Abstract

Groundwater from the Precambrian Shield rock and Pleistocene deposit aquifers in Saguenay-Lac-Saint-Jean region ( >13 000 km2) in the province of Quebec, Canada. Interpretations are based on the combination of hierarchical cluster analysis (HCA) results, principal component analysis (PCA), binary plots investigations ([Na+, Ca2+, Br−] vs. Cl−; Ca2+ vs. HCO3−; Ca2+ vs. Na+) and Piper diagram investigations. The HCA and PCA was applied on 321 samples to specifically enable the identification of two very distinct salinization paths that produce the brackish groundwater in the study area. The results show that each of the two salinization paths exerts a major and different influence on the chemical signature of groundwater.
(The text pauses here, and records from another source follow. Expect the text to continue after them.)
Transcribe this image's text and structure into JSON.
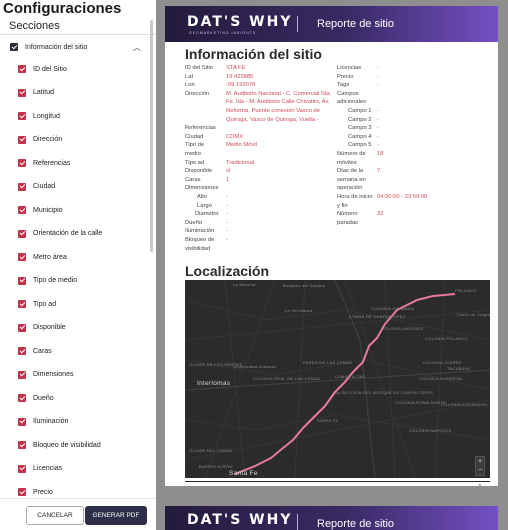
{
  "panel": {
    "title": "Configuraciones",
    "section_title": "Secciones",
    "group": {
      "label": "Información del sitio",
      "checked": true
    },
    "items": [
      "ID del Sitio",
      "Latitud",
      "Longitud",
      "Dirección",
      "Referencias",
      "Ciudad",
      "Municipio",
      "Orientación de la calle",
      "Metro área",
      "Tipo de medio",
      "Tipo ad",
      "Disponible",
      "Caras",
      "Dimensiones",
      "Dueño",
      "Iluminación",
      "Bloqueo de visibilidad",
      "Licencias",
      "Precio"
    ],
    "cancel_label": "CANCELAR",
    "generate_label": "GENERAR PDF"
  },
  "report": {
    "brand": "DAT'S WHY",
    "brand_sub": "GEOMARKETING INSIGHTS",
    "banner_title": "Reporte de sitio",
    "section1_title": "Información del sitio",
    "section2_title": "Localización",
    "page_number": "1",
    "left": [
      {
        "k": "ID del Sitio",
        "v": "STA FE"
      },
      {
        "k": "Lat",
        "v": "19.425885"
      },
      {
        "k": "Lon",
        "v": "-99.192078"
      },
      {
        "k": "Dirección",
        "v": "M. Auditorio Nacional - C. Comercial Sta."
      },
      {
        "k": "",
        "v": "Fe. Ida - M. Auditorio Calle Chivatito, Av."
      },
      {
        "k": "",
        "v": "Reforma, Puente conexión Vasco de"
      },
      {
        "k": "",
        "v": "Quiroga, Vasco de Quiroga, Vuelta -"
      },
      {
        "k": "Referencias",
        "v": ""
      },
      {
        "k": "Ciudad",
        "v": "CDMX"
      },
      {
        "k": "Tipo de",
        "v": "Medio Móvil"
      },
      {
        "k": "medio",
        "v": ""
      },
      {
        "k": "Tipo ad",
        "v": "Tradicional"
      },
      {
        "k": "Disponible",
        "v": "sí"
      },
      {
        "k": "Caras",
        "v": "1"
      },
      {
        "k": "Dimensiones",
        "v": ""
      },
      {
        "k": "Alto",
        "v": "-"
      },
      {
        "k": "Largo",
        "v": "-"
      },
      {
        "k": "Diametro",
        "v": "-"
      },
      {
        "k": "Dueño",
        "v": "-"
      },
      {
        "k": "Iluminación",
        "v": "-"
      },
      {
        "k": "Bloqueo de",
        "v": "-"
      },
      {
        "k": "visibilidad",
        "v": ""
      }
    ],
    "right": [
      {
        "k": "Licencias",
        "v": "-"
      },
      {
        "k": "Precio",
        "v": "-"
      },
      {
        "k": "Tags",
        "v": "-"
      },
      {
        "k": "Campos",
        "v": ""
      },
      {
        "k": "adicionales",
        "v": ""
      },
      {
        "k": "Campo 1",
        "v": "-"
      },
      {
        "k": "Campo 2",
        "v": "-"
      },
      {
        "k": "Campo 3",
        "v": "-"
      },
      {
        "k": "Campo 4",
        "v": "-"
      },
      {
        "k": "Campo 5",
        "v": "-"
      },
      {
        "k": "Número de",
        "v": "18"
      },
      {
        "k": "móviles",
        "v": ""
      },
      {
        "k": "Días de la",
        "v": "7"
      },
      {
        "k": "semana en",
        "v": ""
      },
      {
        "k": "operación",
        "v": ""
      },
      {
        "k": "Hora de inicio",
        "v": "04:30:00 - 23:59:00"
      },
      {
        "k": "y fin",
        "v": ""
      },
      {
        "k": "Número",
        "v": "32"
      },
      {
        "k": "paradas",
        "v": ""
      }
    ],
    "map_labels": [
      {
        "t": "La Mancha",
        "big": false
      },
      {
        "t": "Bosques del Castillo",
        "big": false
      },
      {
        "t": "La Herradura",
        "big": false
      },
      {
        "t": "POLANCO",
        "big": false
      },
      {
        "t": "Carso de Chapultepec",
        "big": false
      },
      {
        "t": "COLONIA GRANADA",
        "big": false
      },
      {
        "t": "LOMAS DE CHAPULTEPEC",
        "big": false
      },
      {
        "t": "COLONIA ANZURES",
        "big": false
      },
      {
        "t": "COLONIA POLANCO",
        "big": false
      },
      {
        "t": "OLIVAR DE LOS PADRES",
        "big": false
      },
      {
        "t": "Universidad Anáhuac",
        "big": false
      },
      {
        "t": "PASEO DE LAS LOMAS",
        "big": false
      },
      {
        "t": "Interlomas",
        "big": true
      },
      {
        "t": "COLONIA REAL DE LAS LOMAS",
        "big": false
      },
      {
        "t": "LOMAS ALTAS",
        "big": false
      },
      {
        "t": "1a SECCION DEL BOSQUE DE CHAPULTEPEC",
        "big": false
      },
      {
        "t": "COLONIA JUAREZ",
        "big": false
      },
      {
        "t": "COLONIA CONDESA",
        "big": false
      },
      {
        "t": "TACUBAYA",
        "big": false
      },
      {
        "t": "COLONIA ROMA NORTE",
        "big": false
      },
      {
        "t": "COLONIA ESCANDON",
        "big": false
      },
      {
        "t": "SANTA FE",
        "big": false
      },
      {
        "t": "COLONIA NAPOLES",
        "big": false
      },
      {
        "t": "Santa Fe",
        "big": true
      },
      {
        "t": "OLIVAR DEL CONDE",
        "big": false
      },
      {
        "t": "BARRIO NORTE",
        "big": false
      }
    ]
  },
  "colors": {
    "checkbox": "#c0334a",
    "banner_start": "#231b3c",
    "banner_end": "#7450c4",
    "value_text": "#d14a5a",
    "map_bg": "#2b2b2d",
    "route": "#e87a9a"
  }
}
Groundwater present in the crystalline bedrock naturally evolve from a recharge-type groundwater (Ca-HCO3-dominant) to a type of brackish groundwater (Ca-(Na)-Cl-dominant) due to water/rock interactions (plagioclase weathering and mixing with deep basement fluids). Groundwater evolution in confined aquifers is dominated by water/clay interactions. The term water/clay interactions was introduced in this paper to account for a combination of processes: ion exchange and/or leaching of salt water trapped in the regional aquitard. Mixing with fossil seawater might also increase the groundwater salinity. PCA revealed that Ca2+, Sr2+, Ba2+ are highly correlated with groundwater from bedrock aquifers, while Mg2+, SiO2, K+, SO42−and HCO3− are more representative of the regional confining conditions.